Female entrepreneurs offer their wares at Ramapo

In the current world of fighting for sustainable and ethical consumerism, supporting small businesses has become increasingly more popular and accessible. Part of shopping from small businesses includes being aware of the people behind the products. Ramapo’s Women’s Center and LGBTQ+ Services believes supporting and empowering local women-identified businesses is incredibly important, and to celebrate Women’s HERstory Month, the office hosted its second Women in Business Pop-Up Shops in Friends Hall on Monday afternoon.

Tables representing 10 different local women-owned businesses lined the perimeter of Friends Hall with products ranging from popcorn to crystals. Additionally, three other tables represented Ramapo’s Enactus selling tote bags made from t-shirts, the WeCare Program collecting gently used female-presenting professional wear for their clothing closet and complimentary water and pink lemonade.

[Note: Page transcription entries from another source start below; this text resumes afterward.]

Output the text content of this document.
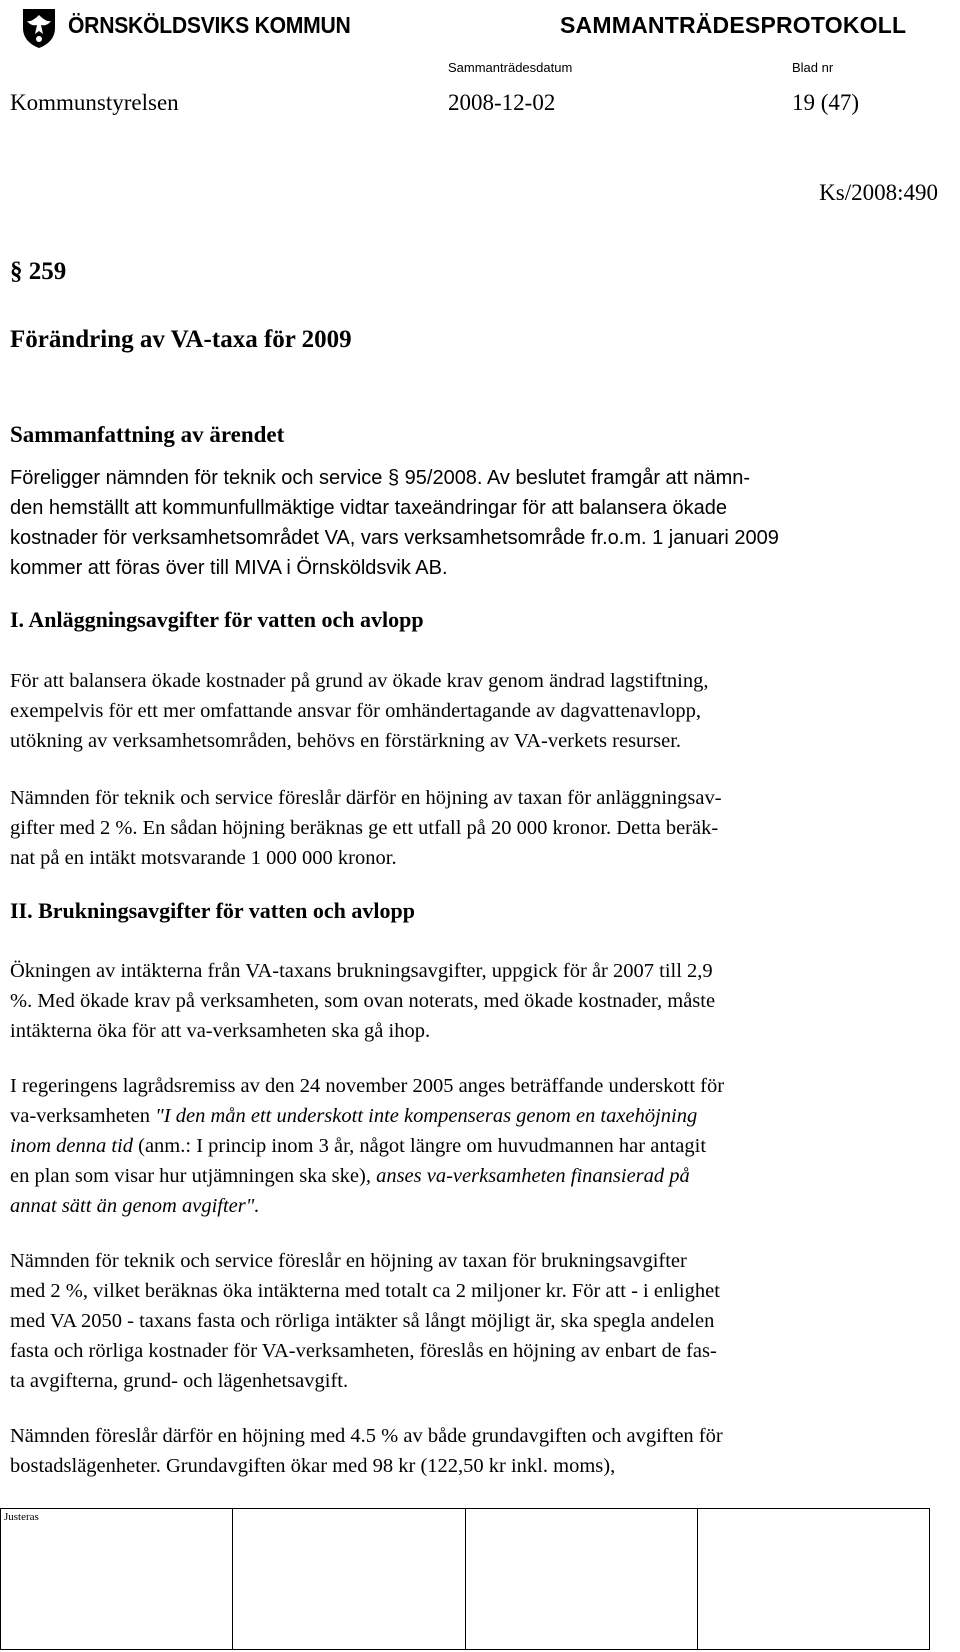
ÖRNSKÖLDSVIKS KOMMUN	SAMMANTRÄDESPROTOKOLL
Sammanträdesdatum	Blad nr
Kommunstyrelsen	2008-12-02	19 (47)
Ks/2008:490
§ 259
Förändring av VA-taxa för 2009
Sammanfattning av ärendet
Föreligger nämnden för teknik och service § 95/2008. Av beslutet framgår att nämn-
den hemställt att kommunfullmäktige vidtar taxeändringar för att balansera ökade
kostnader för verksamhetsområdet VA, vars verksamhetsområde fr.o.m. 1 januari 2009
kommer att föras över till MIVA i Örnsköldsvik AB.
I. Anläggningsavgifter för vatten och avlopp
För att balansera ökade kostnader på grund av ökade krav genom ändrad lagstiftning,
exempelvis för ett mer omfattande ansvar för omhändertagande av dagvattenavlopp,
utökning av verksamhetsområden, behövs en förstärkning av VA-verkets resurser.
Nämnden för teknik och service föreslår därför en höjning av taxan för anläggningsav-
gifter med 2 %. En sådan höjning beräknas ge ett utfall på 20 000 kronor. Detta beräk-
nat på en intäkt motsvarande 1 000 000 kronor.
II. Brukningsavgifter för vatten och avlopp
Ökningen av intäkterna från VA-taxans brukningsavgifter, uppgick för år 2007 till 2,9
%. Med ökade krav på verksamheten, som ovan noterats, med ökade kostnader, måste
intäkterna öka för att va-verksamheten ska gå ihop.
I regeringens lagrådsremiss av den 24 november 2005 anges beträffande underskott för
va-verksamheten "I den mån ett underskott inte kompenseras genom en taxehöjning
inom denna tid (anm.: I princip inom 3 år, något längre om huvudmannen har antagit
en plan som visar hur utjämningen ska ske), anses va-verksamheten finansierad på
annat sätt än genom avgifter".
Nämnden för teknik och service föreslår en höjning av taxan för brukningsavgifter
med 2 %, vilket beräknas öka intäkterna med totalt ca 2 miljoner kr. För att - i enlighet
med VA 2050 - taxans fasta och rörliga intäkter så långt möjligt är, ska spegla andelen
fasta och rörliga kostnader för VA-verksamheten, föreslås en höjning av enbart de fas-
ta avgifterna, grund- och lägenhetsavgift.
Nämnden föreslår därför en höjning med 4.5 % av både grundavgiften och avgiften för
bostadslägenheter. Grundavgiften ökar med 98 kr (122,50 kr inkl. moms),

Justeras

“We wanted to bring even more vendors than last year and make it a very eclectic mix,” coordinator for the Women’s Center and LGBTQ+ Services Alex Woods said. “This event was definitely the biggest on our radar to get done because we really wanted to create this experience, not only for the vendors to be able to sell their goods, but also for students to connect with smaller businesses in the area.” 

Arianna Diraggio, the Women’s Center’s Master of Social Work Intern, was the biggest leader in the event. She spent a lot of time reaching out to local small businesses on social media and working with them in preparation for the pop-up shop. One of her biggest goals was to showcase and empower all of the wonderful sellers, and her hard work paid off, because there were at least 44 attendees, according to Archway.

“It exceeded my expectations. I was really nervous to begin with because I know it’s hard to promote, especially over spring break, but so many people have come out. It seems like everyone’s having fun,” Diraggio said. “I couldn’t be happier. I’m very happy.”

Lady J’s Crochet Studio was founded in New Jersey. Photo by Emily Melvin

Businesses at the event included Mia’s Funky Jewels, Ascension by Ruby, Diane’s Dope Nails, Lady J’s Crochet Studio, DaNae Soaps, Wick N’ Chill, Darling by JR, JP Moda Boutique, The Bruja’s Tomb and Pop-A-Licious. All of the shops can be found online and on social media for more information and online shopping.

Jordan Chernick, the Lady J behind Lady J’s Crochet Studio, is a junior at Ramapo and has a major in management and a minor in entrepreneurship. She was asked to be part of the event after reaching out to the Women’s Center in February about a fundraiser she was doing for Black History Month. She sells Black Lives Matter crocheted bees, in which 30% of the profits are donated to The National Association for the Advancement of Colored People. After hearing she was a women-owned business, the staff invited her to be part of the pop-up shop, marking this as her first event.

“I have a couple of events coming up in the summer, so this is like a great way to get a feel for everything, like talking to people,” Chernick said. Between energetically interacting with customers and making sales, the business owner crocheted throughout the event.

“It’s just really exciting [to be part of this]. The whole vibe [and] everything feels so positive and happy.”